Baptême de vie

L’apesanteur fait tomber les barrières au sol et pendant qu’elle écrit dans une langue étrangère, il lit par dessus son épaule. Une dizaine de minutes avant l’atterrissage quand il prononce doucement dans un fort accent : « Je parle un petit peu le français ».

Elle retient son geste, celui de cacher son écriture qu’elle regarde à présent comme une forteresse violée. S’écoulent alors quelques secondes, très brèves, juste le temps de décider quelle approche va être choisie. Finalement elle sourit, se tourne vers lui,  « Ah oui » ? dit elle sans vraiment attendre de réponse.

« Oui, j’ai été marié pendant trois ans à une française ».

Cela sonne comme s’il avait possédé un animal rare, pure race, ramené d’une terre lointaine. Elle acquiesce et d’un geste de tête que l’on incline l’invite à poursuivre.

Il poursuit. Il ne s ‘est toujours pas présenté. Elle remarque la douceur dans ses sons, le jaune dans ses yeux, le noir dans ses gencives.

Par quoi a-t-il commencé ? Tout est arrivé très vite ; d’un coup, il s’est mis à raconter. La caravane dans laquelle il vit, les six mois d’hôpital, le cancer agressif, sa femme qui n’a pas supporté et l’a quitté, son travail, sa maison et sa voiture qu’il a perdu. Il prononce tout cela sans émotions, sans l’ombre de la colère ou du ressentiment.

« Après cela la perception de la vie est différent ». Trois choses qu’il dit:
La première : l’argent nous rend pauvre intérieurement.
La seconde : le bonheur est dans l’instant présent.
La troisième ; elle ne l’a pas comprise alors elle a juste dit : « Vous avez l’air heureux ».

« Mon bonheur aujourd’hui il vient de là, pour la première fois, au lieu de là ». En premier  il a pointé vers son cœur, en second vers sa tête.

« Je ressens une paix intérieure que je n’ai jamais ressenti auparavant.
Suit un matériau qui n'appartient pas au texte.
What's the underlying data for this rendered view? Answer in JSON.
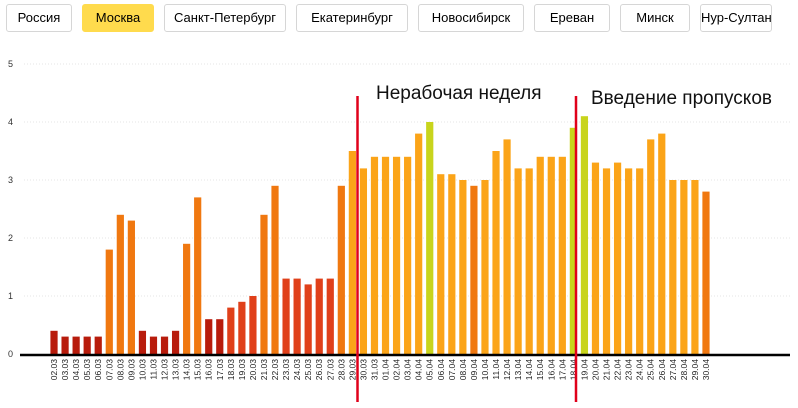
{
  "tabs": [
    {
      "label": "Россия",
      "active": false
    },
    {
      "label": "Москва",
      "active": true
    },
    {
      "label": "Санкт-Петербург",
      "active": false
    },
    {
      "label": "Екатеринбург",
      "active": false
    },
    {
      "label": "Новосибирск",
      "active": false
    },
    {
      "label": "Ереван",
      "active": false
    },
    {
      "label": "Минск",
      "active": false
    },
    {
      "label": "Нур-Султан",
      "active": false
    }
  ],
  "chart_data": {
    "type": "bar",
    "title": "",
    "xlabel": "",
    "ylabel": "",
    "ylim": [
      0,
      5
    ],
    "yticks": [
      0,
      1,
      2,
      3,
      4,
      5
    ],
    "grid": true,
    "categories": [
      "02.03",
      "03.03",
      "04.03",
      "05.03",
      "06.03",
      "07.03",
      "08.03",
      "09.03",
      "10.03",
      "11.03",
      "12.03",
      "13.03",
      "14.03",
      "15.03",
      "16.03",
      "17.03",
      "18.03",
      "19.03",
      "20.03",
      "21.03",
      "22.03",
      "23.03",
      "24.03",
      "25.03",
      "26.03",
      "27.03",
      "28.03",
      "29.03",
      "30.03",
      "31.03",
      "01.04",
      "02.04",
      "03.04",
      "04.04",
      "05.04",
      "06.04",
      "07.04",
      "08.04",
      "09.04",
      "10.04",
      "11.04",
      "12.04",
      "13.04",
      "14.04",
      "15.04",
      "16.04",
      "17.04",
      "18.04",
      "19.04",
      "20.04",
      "21.04",
      "22.04",
      "23.04",
      "24.04",
      "25.04",
      "26.04",
      "27.04",
      "28.04",
      "29.04",
      "30.04"
    ],
    "values": [
      0.4,
      0.3,
      0.3,
      0.3,
      0.3,
      1.8,
      2.4,
      2.3,
      0.4,
      0.3,
      0.3,
      0.4,
      1.9,
      2.7,
      0.6,
      0.6,
      0.8,
      0.9,
      1.0,
      2.4,
      2.9,
      1.3,
      1.3,
      1.2,
      1.3,
      1.3,
      2.9,
      3.5,
      3.2,
      3.4,
      3.4,
      3.4,
      3.4,
      3.8,
      4.0,
      3.1,
      3.1,
      3.0,
      2.9,
      3.0,
      3.5,
      3.7,
      3.2,
      3.2,
      3.4,
      3.4,
      3.4,
      3.9,
      4.1,
      3.3,
      3.2,
      3.3,
      3.2,
      3.2,
      3.7,
      3.8,
      3.0,
      3.0,
      3.0,
      2.8
    ],
    "colors": {
      "low": "#b81c0c",
      "mid_low": "#e0401a",
      "mid": "#f07810",
      "high": "#fba418",
      "top": "#c8d41c",
      "marker": "#e0001a"
    },
    "annotations": [
      {
        "text": "Нерабочая неделя",
        "at": "28.03"
      },
      {
        "text": "Введение пропусков",
        "at": "15.04"
      }
    ]
  }
}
Avant je croyais que s’aimer soi-même c’était quelque chose de narcissique, mais pour moi cela a été de m’accepter, l’acceptation de soi ».

Cet homme s’appelle Chris, il a soixante cinq ans, son cancer lui a tout pris mais l’a rendu à lui-même.

Il s’exprime tel un nomade ; il sait, il est allé, il a vu. Il est revenu des morts deux fois en une seule vie.

Ce jour là quand les roues ont touchés le tarmac, comme un papillon géant, les ailes autour de son cœur se sont ouvertes.